Hon. Terry M. Mercer: Honourable senators, my good friend Senator Mockler will be pleased to know that I support almost everything he said — almost everything he said. But one of the problems we were reminded of as the Transport Committee has gone about its study on pipelines is the fact that Canadians don't understand the situation we're in. We have one customer for our product, and that is the Americans. So that one customer has a big advantage: He or she can demand certain benefits that you wouldn't get in the world marketplace. For example, they only pay West Texas crude prices, not world prices.
That means there is money that we're losing. We have to get to another market, we have to get there quickly, and we have to be able to sell it at world prices. We have to be able to get more money, which means more revenue, more taxes — and revenue that goes into Saskatchewan and Alberta, which means there is more money available for the entire country, and that's an important thing.
That is one of the things that Senator Mockler and I agree on, but we need to remind Canadians about that. It's not just about our wanting to get new markets; it's about wanting to get to the world price as opposed to paying the discounted price at which we have to sell it to our American friends.
Senator Mockler, you were doing so well in your speech up until the point when you used the words "the end terminus in Saint John, New Brunswick."
Some Hon. Senators: Oh, oh!
Senator Mercer: You were doing so well right up to that point, Senator Mockler. I wrote it down and then I said, "Oh, well," and I scratched it out. I scratched out "Saint John, New Brunswick" because it's important that the pipeline be within use of the refinery in Saint John, New Brunswick — a refinery that I recently visited and that I'm very supportive of. If you live in Atlantic Canada, it doesn't matter what gas station you buy from; it's coming from Irving anyway because it's the only working refinery on the East Coast.
The end terminus for the Energy East Pipeline should not be in Saint John, New Brunswick; it should go by Saint John, New Brunswick, and be readily accessible to the Irving refinery. The terminus should be at the Strait of Canso in Nova Scotia. There is already a large tank farm where all of the oil that we're importing is coming into the Strait of Canso in an ice-free harbour. The largest ships in the world can come into that harbour without any problem. We visited the place. There's a large tank farm and a tank farm that could be expanded very quickly if they needed to.
The big issue that we need to look at when we talk about the Strait of Canso is the fact that it's on the Atlantic Ocean. It is not on the environmentally sensitive Bay of Fundy. Too often we talk about this pipeline and about ships in the Bay of Fundy, and we're worried about its effect on New Brunswick. The bay is only created if there is something on the other side, so that means the fishery in Nova Scotia, which forms the other side of the bay. You are going to have all of these extra tankers coming in and out of the Bay of Fundy, whereas if you add the end terminus at the Strait of Canso, you're out in the Atlantic Ocean — not as environmentally sensitive; there are no sensitive issues. We know that the right whale summers in the Bay of Fundy. It's a species that is at risk, and to add extra tankers is not helpful.

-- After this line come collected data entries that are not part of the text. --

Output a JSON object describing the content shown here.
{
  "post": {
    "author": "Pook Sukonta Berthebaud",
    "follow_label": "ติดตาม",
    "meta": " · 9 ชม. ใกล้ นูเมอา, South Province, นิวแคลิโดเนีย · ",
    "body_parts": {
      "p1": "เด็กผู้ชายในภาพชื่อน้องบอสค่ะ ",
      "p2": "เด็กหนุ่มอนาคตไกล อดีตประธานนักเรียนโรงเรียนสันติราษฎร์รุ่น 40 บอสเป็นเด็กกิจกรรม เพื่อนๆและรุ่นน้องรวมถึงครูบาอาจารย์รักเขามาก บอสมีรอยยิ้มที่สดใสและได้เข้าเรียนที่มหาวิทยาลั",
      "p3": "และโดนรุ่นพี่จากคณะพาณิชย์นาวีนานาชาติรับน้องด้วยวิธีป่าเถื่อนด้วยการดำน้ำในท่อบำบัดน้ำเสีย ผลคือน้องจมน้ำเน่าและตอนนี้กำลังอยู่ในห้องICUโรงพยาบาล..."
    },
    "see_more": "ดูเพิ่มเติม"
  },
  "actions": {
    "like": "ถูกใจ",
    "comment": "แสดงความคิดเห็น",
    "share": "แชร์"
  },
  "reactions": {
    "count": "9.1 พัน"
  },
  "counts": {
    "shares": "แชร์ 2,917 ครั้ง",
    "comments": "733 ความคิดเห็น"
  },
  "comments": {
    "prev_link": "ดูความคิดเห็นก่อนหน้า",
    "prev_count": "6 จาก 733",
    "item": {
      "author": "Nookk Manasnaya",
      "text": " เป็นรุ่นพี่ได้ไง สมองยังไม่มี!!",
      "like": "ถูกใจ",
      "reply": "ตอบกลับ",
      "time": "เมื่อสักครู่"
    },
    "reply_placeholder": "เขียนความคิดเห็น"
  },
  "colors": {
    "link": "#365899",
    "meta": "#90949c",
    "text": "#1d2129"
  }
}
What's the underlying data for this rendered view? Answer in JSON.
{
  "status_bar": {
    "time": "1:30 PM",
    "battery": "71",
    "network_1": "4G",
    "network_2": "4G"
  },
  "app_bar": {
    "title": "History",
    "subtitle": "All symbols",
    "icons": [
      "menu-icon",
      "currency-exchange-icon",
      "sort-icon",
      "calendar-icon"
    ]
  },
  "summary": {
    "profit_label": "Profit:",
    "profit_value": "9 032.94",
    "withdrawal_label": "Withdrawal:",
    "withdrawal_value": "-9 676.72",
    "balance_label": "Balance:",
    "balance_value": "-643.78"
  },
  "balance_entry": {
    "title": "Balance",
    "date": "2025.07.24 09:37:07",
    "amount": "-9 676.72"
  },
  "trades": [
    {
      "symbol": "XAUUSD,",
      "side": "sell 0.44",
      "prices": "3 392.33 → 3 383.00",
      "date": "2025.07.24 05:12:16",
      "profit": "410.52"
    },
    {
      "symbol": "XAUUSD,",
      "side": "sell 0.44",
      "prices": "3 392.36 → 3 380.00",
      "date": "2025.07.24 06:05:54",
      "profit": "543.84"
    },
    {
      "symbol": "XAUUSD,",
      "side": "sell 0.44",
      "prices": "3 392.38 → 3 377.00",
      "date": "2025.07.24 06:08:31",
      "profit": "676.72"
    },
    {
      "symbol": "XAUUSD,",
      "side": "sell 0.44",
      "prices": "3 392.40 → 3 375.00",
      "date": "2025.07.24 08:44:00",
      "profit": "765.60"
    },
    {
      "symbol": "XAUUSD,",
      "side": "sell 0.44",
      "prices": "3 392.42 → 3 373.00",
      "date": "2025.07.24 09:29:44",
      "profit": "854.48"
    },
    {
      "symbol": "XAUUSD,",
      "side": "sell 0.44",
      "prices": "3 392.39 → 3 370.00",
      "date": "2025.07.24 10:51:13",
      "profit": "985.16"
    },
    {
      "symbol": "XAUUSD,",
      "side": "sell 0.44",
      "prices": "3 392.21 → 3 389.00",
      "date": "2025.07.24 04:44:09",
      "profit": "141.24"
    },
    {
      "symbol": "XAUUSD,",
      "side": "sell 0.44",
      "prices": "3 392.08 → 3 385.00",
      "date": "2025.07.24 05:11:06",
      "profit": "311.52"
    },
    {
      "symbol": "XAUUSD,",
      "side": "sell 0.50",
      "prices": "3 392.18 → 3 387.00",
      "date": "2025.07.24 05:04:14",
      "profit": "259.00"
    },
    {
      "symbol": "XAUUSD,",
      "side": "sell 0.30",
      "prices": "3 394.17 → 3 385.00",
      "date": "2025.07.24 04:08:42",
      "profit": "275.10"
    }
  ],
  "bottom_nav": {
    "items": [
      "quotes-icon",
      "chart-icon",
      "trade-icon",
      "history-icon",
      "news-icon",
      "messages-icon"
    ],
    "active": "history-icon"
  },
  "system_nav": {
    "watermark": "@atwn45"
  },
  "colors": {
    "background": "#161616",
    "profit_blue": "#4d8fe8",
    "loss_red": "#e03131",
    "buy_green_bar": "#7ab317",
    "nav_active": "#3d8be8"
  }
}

As well, you left out the fact that we need to negotiate with our First Nations people, both in New Brunswick, Nova Scotia, and Quebec. That needs to happen.

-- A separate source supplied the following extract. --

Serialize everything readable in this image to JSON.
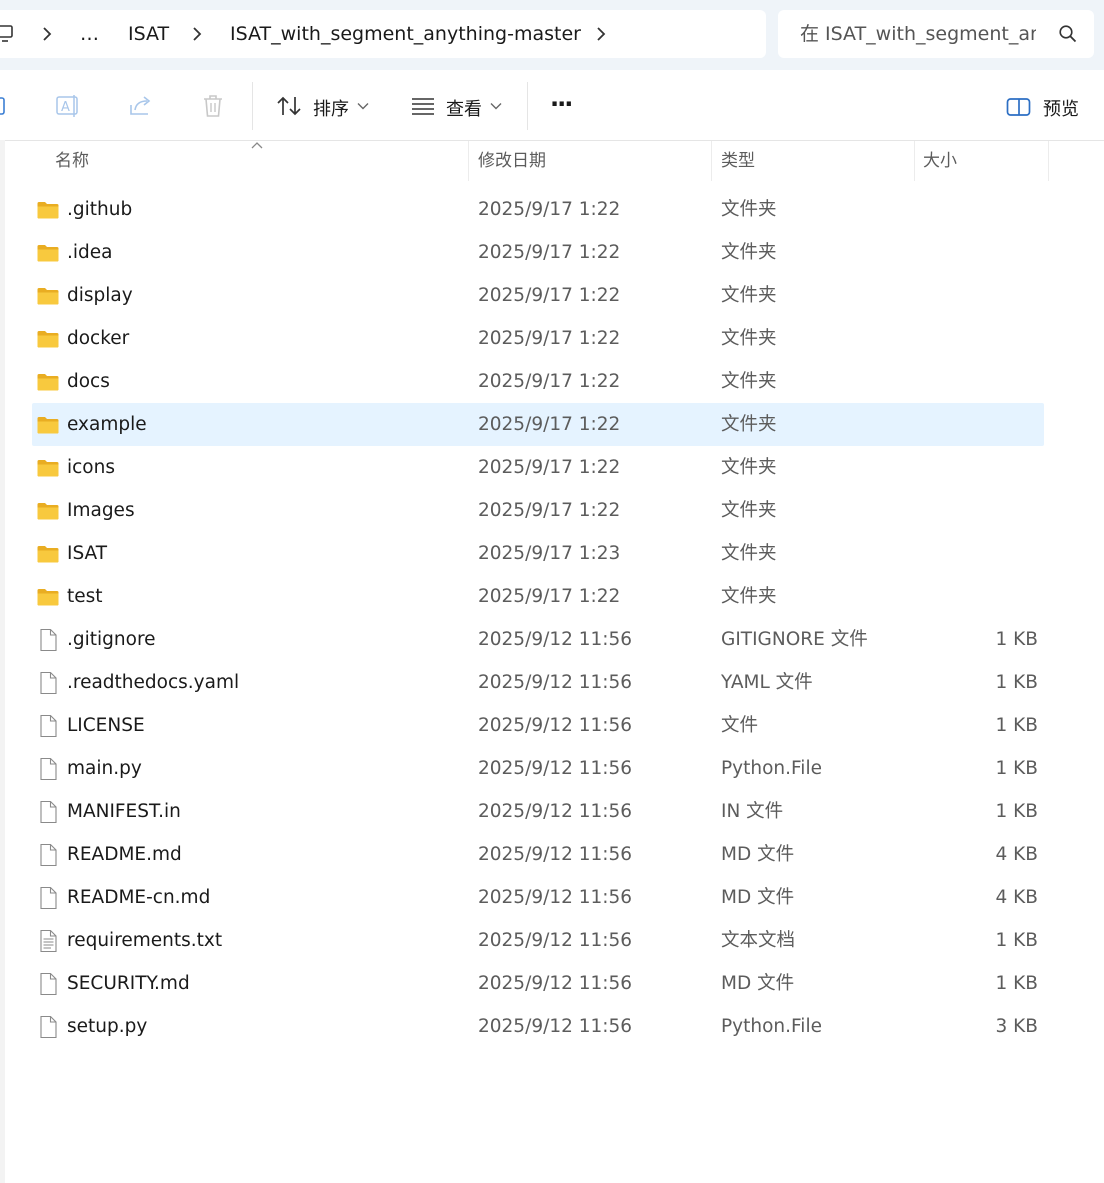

There is an existing pipeline that runs from the American border, through New Brunswick and into Nova Scotia, which carries natural gas from the Sable Island field. We have been told that that field will be out of gas in a short while. We have not found any new commercially viable fields off the coast, so perhaps that pipeline could be reversed, as you have talked about reversing another gas pipeline as well. That will also remove some of the environmental approvals that would be needed because it's already done for that existing pipeline.
Senator Mockler, it is a good idea to have this inquiry and it's an inquiry on which I hope we hear from a lot of others.